The good news for mortgage-holders or mortgage-seekers is that the 30-year fixed loan is back below 6% again. Again. The bad news is that short-term mortgages are rising and actually have higher interest rates than the long-term fixed mortgages. This makes it harder to do the short-term projects like buy-fix-flip and build-flip that have made so many people so much money the last few years.
And a word on that. I have heard from some who are not in the business - and from some who clearly shouldn’t be – that the making of money by buying a distressed property, and re-selling it for a profit is immoral.

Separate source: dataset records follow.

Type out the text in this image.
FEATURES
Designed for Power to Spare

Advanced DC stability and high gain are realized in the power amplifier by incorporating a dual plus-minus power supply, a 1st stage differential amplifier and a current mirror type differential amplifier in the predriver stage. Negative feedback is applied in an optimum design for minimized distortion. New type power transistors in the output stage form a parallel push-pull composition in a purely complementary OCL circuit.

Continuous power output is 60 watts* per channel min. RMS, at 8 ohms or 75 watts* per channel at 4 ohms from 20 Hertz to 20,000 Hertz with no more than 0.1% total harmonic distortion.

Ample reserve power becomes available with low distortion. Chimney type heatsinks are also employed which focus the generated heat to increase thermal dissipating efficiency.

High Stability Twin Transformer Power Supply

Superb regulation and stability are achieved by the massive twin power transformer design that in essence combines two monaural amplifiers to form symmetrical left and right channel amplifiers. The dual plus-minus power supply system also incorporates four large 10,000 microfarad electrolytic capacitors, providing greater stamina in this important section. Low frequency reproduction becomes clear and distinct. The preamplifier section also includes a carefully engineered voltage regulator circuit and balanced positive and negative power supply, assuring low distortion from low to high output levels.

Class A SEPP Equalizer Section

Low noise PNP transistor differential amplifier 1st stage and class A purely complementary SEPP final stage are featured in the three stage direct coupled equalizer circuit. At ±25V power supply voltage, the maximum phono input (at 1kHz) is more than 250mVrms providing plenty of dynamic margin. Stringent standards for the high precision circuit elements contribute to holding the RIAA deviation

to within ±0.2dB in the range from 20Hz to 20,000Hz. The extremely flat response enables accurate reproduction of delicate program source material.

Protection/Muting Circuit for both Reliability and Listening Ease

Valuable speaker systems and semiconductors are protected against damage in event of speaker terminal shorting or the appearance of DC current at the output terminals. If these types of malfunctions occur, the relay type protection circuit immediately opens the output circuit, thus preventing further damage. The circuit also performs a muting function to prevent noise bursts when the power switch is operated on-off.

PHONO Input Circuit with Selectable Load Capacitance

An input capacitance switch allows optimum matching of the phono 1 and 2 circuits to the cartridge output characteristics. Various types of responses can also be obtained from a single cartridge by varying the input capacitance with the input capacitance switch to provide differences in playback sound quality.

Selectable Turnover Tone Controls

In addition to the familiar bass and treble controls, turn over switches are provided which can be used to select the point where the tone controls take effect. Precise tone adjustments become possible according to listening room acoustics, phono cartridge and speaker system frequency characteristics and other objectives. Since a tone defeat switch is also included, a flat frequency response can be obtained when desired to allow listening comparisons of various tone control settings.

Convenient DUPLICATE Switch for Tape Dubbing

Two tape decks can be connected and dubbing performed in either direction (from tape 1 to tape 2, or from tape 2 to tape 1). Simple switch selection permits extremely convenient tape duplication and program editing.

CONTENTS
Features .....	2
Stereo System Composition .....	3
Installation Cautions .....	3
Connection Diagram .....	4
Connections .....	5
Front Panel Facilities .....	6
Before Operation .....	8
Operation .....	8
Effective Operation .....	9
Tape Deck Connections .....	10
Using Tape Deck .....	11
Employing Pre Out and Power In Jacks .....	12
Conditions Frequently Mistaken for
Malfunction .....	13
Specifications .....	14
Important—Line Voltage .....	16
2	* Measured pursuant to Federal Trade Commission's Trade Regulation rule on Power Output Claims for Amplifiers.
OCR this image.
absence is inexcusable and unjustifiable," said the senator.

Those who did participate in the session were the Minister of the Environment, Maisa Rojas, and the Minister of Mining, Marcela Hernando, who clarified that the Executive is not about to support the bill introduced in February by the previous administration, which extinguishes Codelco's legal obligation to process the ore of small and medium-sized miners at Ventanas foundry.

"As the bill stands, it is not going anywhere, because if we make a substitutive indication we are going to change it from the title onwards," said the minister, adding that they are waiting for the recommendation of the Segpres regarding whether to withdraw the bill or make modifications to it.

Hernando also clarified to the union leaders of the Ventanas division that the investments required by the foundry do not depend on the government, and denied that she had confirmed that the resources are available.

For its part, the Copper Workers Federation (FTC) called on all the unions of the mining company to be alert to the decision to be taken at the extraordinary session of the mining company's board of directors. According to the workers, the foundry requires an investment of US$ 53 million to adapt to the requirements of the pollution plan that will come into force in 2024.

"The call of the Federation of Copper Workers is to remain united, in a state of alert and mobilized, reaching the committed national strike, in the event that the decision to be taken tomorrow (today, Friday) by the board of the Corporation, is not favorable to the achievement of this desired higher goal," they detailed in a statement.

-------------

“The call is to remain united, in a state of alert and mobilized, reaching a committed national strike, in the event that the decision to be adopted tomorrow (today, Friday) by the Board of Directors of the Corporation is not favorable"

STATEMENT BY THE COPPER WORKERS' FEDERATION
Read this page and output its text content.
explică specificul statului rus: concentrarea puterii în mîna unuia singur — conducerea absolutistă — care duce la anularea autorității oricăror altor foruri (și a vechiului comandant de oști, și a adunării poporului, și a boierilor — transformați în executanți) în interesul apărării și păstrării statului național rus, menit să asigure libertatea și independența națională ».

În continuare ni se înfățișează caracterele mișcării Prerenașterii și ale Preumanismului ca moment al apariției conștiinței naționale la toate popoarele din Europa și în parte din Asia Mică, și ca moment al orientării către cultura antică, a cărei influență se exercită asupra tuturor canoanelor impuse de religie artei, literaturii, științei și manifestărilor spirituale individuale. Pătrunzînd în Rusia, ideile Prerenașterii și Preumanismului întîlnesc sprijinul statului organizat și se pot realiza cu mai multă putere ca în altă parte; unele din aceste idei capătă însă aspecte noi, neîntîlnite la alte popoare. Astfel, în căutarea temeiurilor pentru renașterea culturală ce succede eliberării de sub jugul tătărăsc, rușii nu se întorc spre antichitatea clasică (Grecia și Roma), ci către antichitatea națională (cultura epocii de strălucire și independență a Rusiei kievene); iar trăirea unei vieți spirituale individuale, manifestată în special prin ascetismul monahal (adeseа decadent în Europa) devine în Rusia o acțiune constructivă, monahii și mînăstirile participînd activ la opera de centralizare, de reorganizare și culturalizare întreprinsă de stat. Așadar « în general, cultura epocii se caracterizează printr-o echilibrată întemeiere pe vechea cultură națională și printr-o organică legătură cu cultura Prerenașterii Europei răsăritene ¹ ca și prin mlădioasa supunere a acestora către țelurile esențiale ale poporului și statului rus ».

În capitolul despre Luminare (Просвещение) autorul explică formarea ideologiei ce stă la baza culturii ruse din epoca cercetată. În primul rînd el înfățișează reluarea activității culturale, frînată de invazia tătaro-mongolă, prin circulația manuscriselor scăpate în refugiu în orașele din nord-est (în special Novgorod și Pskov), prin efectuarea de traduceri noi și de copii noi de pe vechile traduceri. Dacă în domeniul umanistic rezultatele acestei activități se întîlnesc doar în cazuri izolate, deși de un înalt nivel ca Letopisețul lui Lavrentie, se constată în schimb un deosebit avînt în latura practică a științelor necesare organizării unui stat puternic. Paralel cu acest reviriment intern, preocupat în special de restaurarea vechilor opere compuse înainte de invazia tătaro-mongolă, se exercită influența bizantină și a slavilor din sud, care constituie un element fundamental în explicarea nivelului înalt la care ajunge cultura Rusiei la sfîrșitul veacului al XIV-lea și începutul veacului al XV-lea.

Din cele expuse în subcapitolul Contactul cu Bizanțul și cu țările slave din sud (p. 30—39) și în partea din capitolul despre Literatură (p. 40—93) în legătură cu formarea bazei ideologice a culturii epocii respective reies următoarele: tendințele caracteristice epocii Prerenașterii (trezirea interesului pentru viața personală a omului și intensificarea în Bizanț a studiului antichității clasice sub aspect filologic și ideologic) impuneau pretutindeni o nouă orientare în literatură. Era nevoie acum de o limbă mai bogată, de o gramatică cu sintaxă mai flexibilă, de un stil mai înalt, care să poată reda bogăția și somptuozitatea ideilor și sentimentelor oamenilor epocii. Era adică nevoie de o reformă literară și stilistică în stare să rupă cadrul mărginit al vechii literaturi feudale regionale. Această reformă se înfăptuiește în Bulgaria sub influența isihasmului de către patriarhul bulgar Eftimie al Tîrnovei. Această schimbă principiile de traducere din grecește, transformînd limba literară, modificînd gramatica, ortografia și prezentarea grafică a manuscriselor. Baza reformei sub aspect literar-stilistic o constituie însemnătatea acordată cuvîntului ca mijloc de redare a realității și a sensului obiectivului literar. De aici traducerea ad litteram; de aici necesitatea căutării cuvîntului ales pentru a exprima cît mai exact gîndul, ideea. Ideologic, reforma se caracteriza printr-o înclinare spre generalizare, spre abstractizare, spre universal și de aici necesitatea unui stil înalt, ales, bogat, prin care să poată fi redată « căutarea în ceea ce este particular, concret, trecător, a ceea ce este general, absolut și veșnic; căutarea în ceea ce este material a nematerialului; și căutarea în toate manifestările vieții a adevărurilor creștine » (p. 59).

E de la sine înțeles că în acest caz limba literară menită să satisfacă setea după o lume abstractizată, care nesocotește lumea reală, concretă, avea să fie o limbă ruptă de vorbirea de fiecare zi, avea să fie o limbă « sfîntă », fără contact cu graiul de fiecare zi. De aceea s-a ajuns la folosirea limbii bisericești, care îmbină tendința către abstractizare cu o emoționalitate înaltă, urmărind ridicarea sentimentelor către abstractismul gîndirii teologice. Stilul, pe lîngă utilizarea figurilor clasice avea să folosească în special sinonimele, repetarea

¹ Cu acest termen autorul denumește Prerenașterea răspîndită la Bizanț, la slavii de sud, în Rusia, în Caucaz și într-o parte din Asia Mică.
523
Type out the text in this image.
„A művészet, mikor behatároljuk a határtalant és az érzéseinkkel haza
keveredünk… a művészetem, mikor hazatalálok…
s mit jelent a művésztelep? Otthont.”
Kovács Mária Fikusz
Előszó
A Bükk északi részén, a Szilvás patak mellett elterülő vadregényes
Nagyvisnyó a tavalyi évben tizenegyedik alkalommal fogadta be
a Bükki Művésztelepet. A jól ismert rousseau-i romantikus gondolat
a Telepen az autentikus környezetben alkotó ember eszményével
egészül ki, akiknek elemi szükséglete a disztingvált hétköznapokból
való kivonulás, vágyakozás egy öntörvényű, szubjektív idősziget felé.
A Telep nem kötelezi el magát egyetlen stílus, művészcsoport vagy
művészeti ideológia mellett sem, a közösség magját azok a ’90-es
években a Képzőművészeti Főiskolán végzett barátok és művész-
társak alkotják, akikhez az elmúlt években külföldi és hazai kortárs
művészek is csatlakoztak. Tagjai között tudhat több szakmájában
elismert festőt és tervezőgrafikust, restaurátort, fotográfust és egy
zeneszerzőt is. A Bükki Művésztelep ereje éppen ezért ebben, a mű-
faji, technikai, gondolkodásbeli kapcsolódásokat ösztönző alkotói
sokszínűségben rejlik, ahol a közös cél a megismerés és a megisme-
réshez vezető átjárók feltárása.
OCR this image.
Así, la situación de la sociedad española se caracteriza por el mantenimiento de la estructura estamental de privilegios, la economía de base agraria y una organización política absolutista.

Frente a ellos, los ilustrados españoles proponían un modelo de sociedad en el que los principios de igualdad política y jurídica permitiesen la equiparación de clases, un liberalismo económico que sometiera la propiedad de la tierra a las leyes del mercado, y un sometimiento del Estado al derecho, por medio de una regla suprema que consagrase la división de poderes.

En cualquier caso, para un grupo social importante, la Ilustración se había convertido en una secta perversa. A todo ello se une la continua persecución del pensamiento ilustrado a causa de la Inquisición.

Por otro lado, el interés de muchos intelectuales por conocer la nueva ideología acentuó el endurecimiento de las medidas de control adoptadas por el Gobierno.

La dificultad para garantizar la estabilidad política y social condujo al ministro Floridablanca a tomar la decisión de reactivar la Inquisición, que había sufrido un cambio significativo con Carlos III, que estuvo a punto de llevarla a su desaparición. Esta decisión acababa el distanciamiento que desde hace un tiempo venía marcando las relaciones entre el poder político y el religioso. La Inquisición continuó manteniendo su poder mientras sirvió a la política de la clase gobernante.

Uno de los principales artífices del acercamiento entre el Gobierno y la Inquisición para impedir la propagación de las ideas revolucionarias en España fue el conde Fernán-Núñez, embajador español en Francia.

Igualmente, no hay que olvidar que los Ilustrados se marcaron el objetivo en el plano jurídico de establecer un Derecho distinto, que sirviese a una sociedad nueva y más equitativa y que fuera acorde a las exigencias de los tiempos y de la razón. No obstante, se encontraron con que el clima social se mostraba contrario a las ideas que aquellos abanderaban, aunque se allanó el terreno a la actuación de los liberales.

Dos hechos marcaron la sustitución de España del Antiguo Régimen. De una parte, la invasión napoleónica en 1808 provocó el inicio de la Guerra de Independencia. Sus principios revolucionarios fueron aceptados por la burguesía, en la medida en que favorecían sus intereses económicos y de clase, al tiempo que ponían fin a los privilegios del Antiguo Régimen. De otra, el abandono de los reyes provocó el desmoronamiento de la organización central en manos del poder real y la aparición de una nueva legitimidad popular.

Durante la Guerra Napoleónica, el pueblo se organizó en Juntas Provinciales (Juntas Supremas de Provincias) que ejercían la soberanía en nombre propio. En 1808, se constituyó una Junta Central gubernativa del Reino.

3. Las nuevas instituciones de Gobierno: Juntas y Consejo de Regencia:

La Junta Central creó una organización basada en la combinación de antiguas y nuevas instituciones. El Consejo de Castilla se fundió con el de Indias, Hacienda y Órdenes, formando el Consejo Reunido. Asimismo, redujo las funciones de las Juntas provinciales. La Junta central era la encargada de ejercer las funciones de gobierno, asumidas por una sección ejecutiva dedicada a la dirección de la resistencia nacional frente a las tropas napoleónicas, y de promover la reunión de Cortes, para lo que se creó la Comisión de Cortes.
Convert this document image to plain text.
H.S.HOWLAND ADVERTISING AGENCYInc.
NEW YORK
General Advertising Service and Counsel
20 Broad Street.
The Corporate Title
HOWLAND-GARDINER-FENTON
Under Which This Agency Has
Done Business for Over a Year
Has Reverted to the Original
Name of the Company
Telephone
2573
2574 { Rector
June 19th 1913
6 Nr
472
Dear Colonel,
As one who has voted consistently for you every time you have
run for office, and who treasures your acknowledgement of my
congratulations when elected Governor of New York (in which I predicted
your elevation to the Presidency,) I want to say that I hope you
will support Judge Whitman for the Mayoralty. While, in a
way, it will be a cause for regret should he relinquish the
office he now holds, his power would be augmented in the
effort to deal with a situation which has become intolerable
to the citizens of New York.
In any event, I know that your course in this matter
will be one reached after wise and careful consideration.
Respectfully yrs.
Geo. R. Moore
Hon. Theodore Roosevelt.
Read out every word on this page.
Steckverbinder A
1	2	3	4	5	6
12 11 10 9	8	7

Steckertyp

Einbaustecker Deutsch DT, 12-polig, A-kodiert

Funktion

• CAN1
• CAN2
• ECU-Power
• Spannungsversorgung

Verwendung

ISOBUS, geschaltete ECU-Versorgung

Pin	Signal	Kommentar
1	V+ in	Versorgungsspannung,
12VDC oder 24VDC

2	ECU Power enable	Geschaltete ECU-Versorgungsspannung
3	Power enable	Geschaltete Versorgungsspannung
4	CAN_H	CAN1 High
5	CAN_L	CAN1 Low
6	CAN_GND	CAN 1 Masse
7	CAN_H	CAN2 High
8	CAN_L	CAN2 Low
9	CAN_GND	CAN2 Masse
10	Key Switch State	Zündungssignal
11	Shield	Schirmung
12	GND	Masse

After all, the people you buy the house from are themselves in deep financial trouble, and the ones that buy the house from you are typically also not doing all that well (the house is usually not a very big or very nice one). How could someone bear to make money from such people?
Here’s how: all parties in the deal end up better off. The first owner escapes having a foreclosure (which is far, far worse than a bankruptcy on a credit report), and in some cases ends up having his debt eliminated from the sale, even if the house sells for less than the total amount owing (it happens – we do it fairly often). The end buyer gets a house that is newly-restored and still probably slightly below the market. How do these people lose out here? The answer is that they don’t. In fact, if not for the middleman, who also earns a profit on the deal, the other two likely wouldn’t get together and both would lose. If you get rid of the profit for the middleman, as some propose to do, or artificially limit it, as others propose, you decrease the likelihood that the two sides will join, increase the hardship for all parties, and eliminate the incentives for the market to provide services the make everyone wealthy. It’s a system that works, and the less the regulation of it by third parties, the better it works.